Atanamayan müzik öğretmenleri,henüz fakültede öğrencilik yapan buralarda hoca sıfatıyla harçlığını çıkaran gençler,müziği kendi kendine öğrenmiş halktan insanlar buralardaki eğitim kadrosunun büyük çoğunluğunu oluşturuyor.
Yani öğreticinin hoca sıfatını taşıması kafi….Müziği ne kadar bildiğinin,bunu karşıya nasıl aktarabildiğinin,istikrarlı biri olup olmadığının,kaç saat sonra merkezin sahibi ile tartışıp bir sürü öğrenciyi küüüt diye ortada bırakıp gideceğinin bir önemi yok…Hoca mı ? evet hoca.

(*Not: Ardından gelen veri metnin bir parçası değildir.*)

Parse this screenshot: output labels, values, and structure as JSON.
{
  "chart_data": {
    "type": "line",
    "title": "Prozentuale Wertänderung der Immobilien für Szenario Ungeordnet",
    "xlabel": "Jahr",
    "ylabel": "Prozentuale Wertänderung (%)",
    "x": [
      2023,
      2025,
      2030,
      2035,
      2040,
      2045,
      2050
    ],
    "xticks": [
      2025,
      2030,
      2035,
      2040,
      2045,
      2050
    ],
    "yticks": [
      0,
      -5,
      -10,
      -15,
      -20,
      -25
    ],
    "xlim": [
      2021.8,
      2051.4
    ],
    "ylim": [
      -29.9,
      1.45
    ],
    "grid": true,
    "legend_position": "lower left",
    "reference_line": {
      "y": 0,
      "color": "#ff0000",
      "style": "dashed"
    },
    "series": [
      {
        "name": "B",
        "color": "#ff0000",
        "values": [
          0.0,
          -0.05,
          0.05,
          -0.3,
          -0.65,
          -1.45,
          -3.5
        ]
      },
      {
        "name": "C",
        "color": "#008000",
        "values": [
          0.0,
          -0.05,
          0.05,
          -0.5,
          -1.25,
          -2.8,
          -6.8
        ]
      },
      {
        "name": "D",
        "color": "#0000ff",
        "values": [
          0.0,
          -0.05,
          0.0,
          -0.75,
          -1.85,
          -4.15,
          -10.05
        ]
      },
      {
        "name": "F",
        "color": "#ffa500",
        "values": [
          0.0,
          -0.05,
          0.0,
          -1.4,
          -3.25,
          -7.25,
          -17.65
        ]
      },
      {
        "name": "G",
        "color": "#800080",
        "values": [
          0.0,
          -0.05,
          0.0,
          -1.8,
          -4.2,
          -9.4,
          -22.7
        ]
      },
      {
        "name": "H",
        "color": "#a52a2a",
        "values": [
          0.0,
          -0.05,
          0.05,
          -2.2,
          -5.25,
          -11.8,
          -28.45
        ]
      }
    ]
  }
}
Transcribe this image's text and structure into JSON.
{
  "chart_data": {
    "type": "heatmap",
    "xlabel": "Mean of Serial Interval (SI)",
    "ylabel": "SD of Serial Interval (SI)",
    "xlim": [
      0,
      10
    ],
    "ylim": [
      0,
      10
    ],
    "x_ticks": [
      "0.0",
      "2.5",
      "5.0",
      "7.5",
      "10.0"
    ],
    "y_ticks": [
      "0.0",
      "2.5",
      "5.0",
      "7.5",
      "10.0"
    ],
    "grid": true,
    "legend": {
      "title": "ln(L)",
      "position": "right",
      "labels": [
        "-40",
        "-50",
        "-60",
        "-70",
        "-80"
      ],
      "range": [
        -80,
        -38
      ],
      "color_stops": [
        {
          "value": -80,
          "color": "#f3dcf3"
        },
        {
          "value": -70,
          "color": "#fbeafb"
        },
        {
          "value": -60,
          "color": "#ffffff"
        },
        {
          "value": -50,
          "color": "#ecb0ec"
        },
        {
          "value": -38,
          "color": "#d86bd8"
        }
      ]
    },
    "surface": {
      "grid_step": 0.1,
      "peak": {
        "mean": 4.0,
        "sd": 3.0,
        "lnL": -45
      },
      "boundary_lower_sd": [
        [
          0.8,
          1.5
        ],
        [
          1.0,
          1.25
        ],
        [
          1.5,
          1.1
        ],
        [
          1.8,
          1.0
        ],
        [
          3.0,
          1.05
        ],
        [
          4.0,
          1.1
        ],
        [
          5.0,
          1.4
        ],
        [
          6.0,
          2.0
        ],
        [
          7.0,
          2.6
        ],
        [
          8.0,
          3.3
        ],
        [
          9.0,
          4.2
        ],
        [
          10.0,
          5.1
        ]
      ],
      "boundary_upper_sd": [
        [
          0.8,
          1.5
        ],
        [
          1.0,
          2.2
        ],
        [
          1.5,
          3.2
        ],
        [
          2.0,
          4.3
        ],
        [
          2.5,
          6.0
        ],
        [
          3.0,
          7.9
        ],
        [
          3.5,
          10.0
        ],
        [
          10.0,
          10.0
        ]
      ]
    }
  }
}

Diğer bir konu…Bilinçsiz anne baba…
Bizim çocuk birkaç ay tıngırdasın istiyorum hocam şöyle yaz boyunca….
Sor bakalım çocuk tıngırdamak istiyormu?
Neden müzik aleti çalmayı çocuğu halasının Marmaris’deki yazlığına postalamayla eşdeğer tutuyorsunuz? O da birkaç aylık bi iş…
Ya da tam tersi.
Çocuğuna bu çağın Mozart’ı gözüyle bakmak.Yere göğe sığdıramayıp hakettiği müzik eğitimini aldırmak için Mars’a göndermeyi planlayan anne babalar….
Birgün bir kitap yazmak istiyorum bu konuda kısmetse..
Tabi ben size amatör müzik eğitiminden bahsediyorum.
Gidinde akademik eğitim veren fakültelerimizi dolaşın.Sanmayınki bu işin feriştahı oralarda.Kendi yapılarına münhasır olmak üzere her fakültede ayrı sorun var.Devasabinalar,içi aletle ağzına kadar dolu etüt odaları harika konser salonları…
Eee hedeflenen müzikal başarı nerde?
Bu başarının ölçüsü ne? Mezun etmek mi? 50 alanda mezun…100 alan da
Son 20 yılda popüler olmuş iyi kötü dünyaya sesini duyurmuş Fazıl Say’dan başka kim geliyor aklınıza?
Konu uzun vakit yok.
Bütün bunlar sanatla müzikle olan incecik bağımızla alakalı.
Ülkece,çoluk çocuk, genç yaşlı,zenginfakir,gece gündüz Euro çıktı dolar indi arka mahallede 4.katı 700 bine satmışlar…Ağır hasar kayıtlı ama eyırbekleraçılmamış..şeklinde konuşan ve yaşayan bir toplumsanız birilerinin çocuğunuza reminörtoccata öğretmeye çalışması tabiki “tıngırdamak” diye yorumlanacaktır.
Yada çocuk hasbel kader Samanyolu’nu eğri büğrü de olsa çalabilirse bu size işin çok ciddi bir boyuta geldiği hissiyatını verecektir.